If I hadn’t seen the movie first, I wouldn’t have finished reading No Country for Old Men by Cormac McCarthy.

My problem with No Country for Old Men is that the author doesn’t use quotation marks in dialogue. I would have noticed that within the first few pages and thought, “Ugh, stupid literary gimmick” and would have tossed the book aside.

I’m not a fan of literary gimmicks. They usually don’t add anything to writing and are often an author’s way of showing off.

Fortunately, I saw the movie No Country for Old Men first. I liked it but thought it had some holes in the plot. I later heard that the novel explains most of the stuff that the movie doesn’t. Plus, the book is short.

The copy that I bought came out after the movie. You can tell because of the giant circle that says ACADEMY AWARD WINNER BEST PICTURE. I used to buy books that came out before the movie so that my literary friends knew that the movie had nothing to do with my interest in a book.

Now I don’t really have literary friends anymore, so I’ll buy whatever copy of a book is cheapest (as long as it hasn’t been sneezed on).

The book was good. A lot of the dialogue in the book was taken word-for-word for the movie. I don’t blame the script writers for using the same dialogue. It was good dialogue.

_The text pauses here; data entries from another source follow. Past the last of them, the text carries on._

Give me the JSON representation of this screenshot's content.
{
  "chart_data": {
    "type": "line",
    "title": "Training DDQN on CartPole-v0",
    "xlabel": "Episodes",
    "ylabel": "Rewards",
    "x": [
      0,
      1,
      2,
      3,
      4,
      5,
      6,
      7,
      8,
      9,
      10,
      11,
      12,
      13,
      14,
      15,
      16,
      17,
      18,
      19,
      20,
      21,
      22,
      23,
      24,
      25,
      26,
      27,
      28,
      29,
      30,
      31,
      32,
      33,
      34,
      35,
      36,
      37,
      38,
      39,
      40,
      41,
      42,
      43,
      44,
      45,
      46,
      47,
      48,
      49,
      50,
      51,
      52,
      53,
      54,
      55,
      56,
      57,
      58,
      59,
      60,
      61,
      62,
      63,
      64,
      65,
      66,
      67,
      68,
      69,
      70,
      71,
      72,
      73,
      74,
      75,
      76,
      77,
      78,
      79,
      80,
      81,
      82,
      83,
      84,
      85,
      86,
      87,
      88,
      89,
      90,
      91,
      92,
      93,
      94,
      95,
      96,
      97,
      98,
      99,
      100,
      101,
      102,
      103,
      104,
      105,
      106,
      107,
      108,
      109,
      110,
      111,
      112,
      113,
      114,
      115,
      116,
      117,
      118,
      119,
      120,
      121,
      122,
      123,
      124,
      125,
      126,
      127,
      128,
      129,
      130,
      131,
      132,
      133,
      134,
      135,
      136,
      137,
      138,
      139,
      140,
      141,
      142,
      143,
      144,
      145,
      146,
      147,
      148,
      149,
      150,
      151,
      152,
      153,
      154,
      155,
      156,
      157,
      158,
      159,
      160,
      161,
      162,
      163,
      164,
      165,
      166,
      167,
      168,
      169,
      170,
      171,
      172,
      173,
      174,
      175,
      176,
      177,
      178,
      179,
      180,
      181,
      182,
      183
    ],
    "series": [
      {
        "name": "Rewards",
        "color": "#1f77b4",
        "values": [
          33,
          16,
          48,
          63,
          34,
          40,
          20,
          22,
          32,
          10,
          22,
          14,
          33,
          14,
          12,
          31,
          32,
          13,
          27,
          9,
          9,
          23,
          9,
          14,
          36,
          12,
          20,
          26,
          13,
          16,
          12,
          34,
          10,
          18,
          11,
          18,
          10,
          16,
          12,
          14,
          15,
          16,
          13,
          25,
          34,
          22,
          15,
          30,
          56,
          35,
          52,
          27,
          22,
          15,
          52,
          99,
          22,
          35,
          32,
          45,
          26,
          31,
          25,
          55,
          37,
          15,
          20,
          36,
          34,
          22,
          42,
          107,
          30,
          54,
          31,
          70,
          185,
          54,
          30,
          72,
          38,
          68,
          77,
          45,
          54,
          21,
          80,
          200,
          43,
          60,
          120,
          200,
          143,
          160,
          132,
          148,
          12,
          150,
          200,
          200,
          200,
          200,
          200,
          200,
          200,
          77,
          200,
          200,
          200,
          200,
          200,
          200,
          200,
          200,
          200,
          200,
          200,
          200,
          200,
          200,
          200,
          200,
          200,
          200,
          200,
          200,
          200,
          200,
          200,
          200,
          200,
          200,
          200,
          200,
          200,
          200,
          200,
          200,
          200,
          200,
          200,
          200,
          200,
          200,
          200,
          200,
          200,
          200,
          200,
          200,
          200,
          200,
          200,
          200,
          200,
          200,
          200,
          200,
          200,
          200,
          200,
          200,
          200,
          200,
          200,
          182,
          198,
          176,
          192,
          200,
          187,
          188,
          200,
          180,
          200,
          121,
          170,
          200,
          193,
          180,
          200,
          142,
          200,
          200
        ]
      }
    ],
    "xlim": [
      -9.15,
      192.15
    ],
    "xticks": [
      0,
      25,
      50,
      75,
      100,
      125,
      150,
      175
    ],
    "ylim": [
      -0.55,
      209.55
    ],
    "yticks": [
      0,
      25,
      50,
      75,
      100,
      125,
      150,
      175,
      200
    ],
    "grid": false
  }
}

But the author didn’t use quotation marks. That’s just annoying.


What do you think? What did you think of No Country for Old Men? What literary gimmicks do you find annoying?

  1. I’m in the midst of getting my copyediting certificate. I’m not sure how I would approach a manuscript like that. Pretty sure I’d find it massively annoying, too, though it could be easier to copyedit. No quotation marks to check!